Quite naturally, the young unmarried woman is possessed of a burning desire to find out who her future husband is to be, what he is like, whether he is rich or poor, short or tall, and if they twain are to be happy in the married state or not. To this end the oracle is duly consulted, either openly or secretly, after the best approved methods.
One of the best known modes of divination is this: If, fortunately, you find the pretty little lady-bird bug on your clothes, throw it up in the air, repeating at the same time the invocation:—
“Fly away east and fly away west,
Show me where lives the one I love best.”
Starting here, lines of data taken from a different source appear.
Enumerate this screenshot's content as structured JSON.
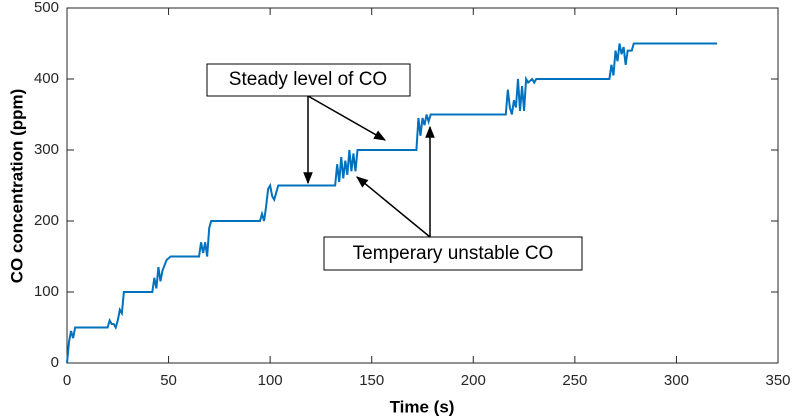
{
  "chart_data": {
    "type": "line",
    "xlabel": "Time (s)",
    "ylabel": "CO concentration (ppm)",
    "x": [
      0,
      1,
      2,
      3,
      4,
      20,
      21,
      22,
      23,
      24,
      25,
      26,
      27,
      28,
      42,
      43,
      44,
      45,
      46,
      47,
      49,
      51,
      65,
      66,
      67,
      68,
      69,
      70,
      71,
      95,
      96,
      97,
      98,
      99,
      100,
      101,
      102,
      104,
      132,
      133,
      134,
      135,
      136,
      137,
      138,
      139,
      140,
      141,
      142,
      143,
      172,
      173,
      174,
      175,
      176,
      177,
      178,
      179,
      216,
      217,
      218,
      219,
      220,
      221,
      222,
      223,
      224,
      225,
      226,
      227,
      229,
      230,
      231,
      267,
      268,
      269,
      270,
      271,
      272,
      273,
      274,
      275,
      276,
      278,
      279,
      320
    ],
    "values": [
      0,
      30,
      45,
      35,
      50,
      50,
      60,
      55,
      55,
      50,
      60,
      75,
      70,
      100,
      100,
      120,
      105,
      135,
      115,
      130,
      145,
      150,
      150,
      170,
      155,
      170,
      150,
      190,
      200,
      200,
      210,
      200,
      220,
      245,
      250,
      235,
      230,
      250,
      250,
      280,
      255,
      290,
      260,
      285,
      265,
      300,
      270,
      295,
      270,
      300,
      300,
      345,
      320,
      345,
      335,
      350,
      340,
      350,
      350,
      385,
      360,
      350,
      370,
      360,
      400,
      355,
      390,
      355,
      400,
      395,
      400,
      395,
      400,
      400,
      420,
      405,
      440,
      425,
      450,
      435,
      445,
      420,
      440,
      440,
      450,
      450
    ],
    "color": "#0072bd",
    "xlim": [
      0,
      350
    ],
    "xticks": [
      0,
      50,
      100,
      150,
      200,
      250,
      300,
      350
    ],
    "ylim": [
      0,
      500
    ],
    "yticks": [
      0,
      100,
      200,
      300,
      400,
      500
    ],
    "annotations": [
      "Steady level of CO",
      "Temperary unstable CO"
    ]
  }
}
All charms of this nature are supposed to possess peculiar power if tried on St. Valentine’s day, Christmas Eve, or Hallowe’en. Curious it is that on a day dedicated to All the Saints in the Calendar, evil spirits, fairies, and the like are supposed to be holding a sort of magic revel unchecked, or that they should be thought to be better disposed to gratify the desires of inquisitive mortals on this day than on another. At any rate, calendar or no calendar, St. Matrimony is the patron saint of Hallowe’en.
Among the many methods of divination employed, a favorite one was to drop melted lead into a bowl of water, though any other sort of vessel would do as well, and whatever form the lead might take would signify the occupation of your future husband. Or to go out of doors in the dark, with a ball of yarn, and unwind it until some one should begin winding it at the unwound end. At this trial, the expected often happened, as the enamored swain would seldom fail to be on the watch for his sweetheart to appear. So also the white of an egg dropped in water, and set in the sun, was supposed to take on the form of some object, such as a ship under full sail, indicating that your husband would be a sailor.
Burning the nuts is perhaps the most popular mode of trying conclusions with fate, as it certainly is the most mirth-provoking. On this interesting occasion, lads and lassies arrange themselves in a circle before a blazing wood fire, on the hearth. Nuts are produced. Each person, after naming his or her nut, puts it upon the glowing coals, with the unspoken invocation:—
“If he loves me, pop and fly,
If he hates me, live and die.”
The poet Gay turns this somewhat differently, but it is not our affair to reconcile conflicting presages. He sings:—
“Two hazel nuts I threw into the flame,
And to each nut I gave a sweetheart’s name,
This with the loudest bounce me sore amazed,
That in a flame of brightest color blazed:
As blazed the nut so may the passions grow,
For ‘twas thy nut that did so brightly glow.”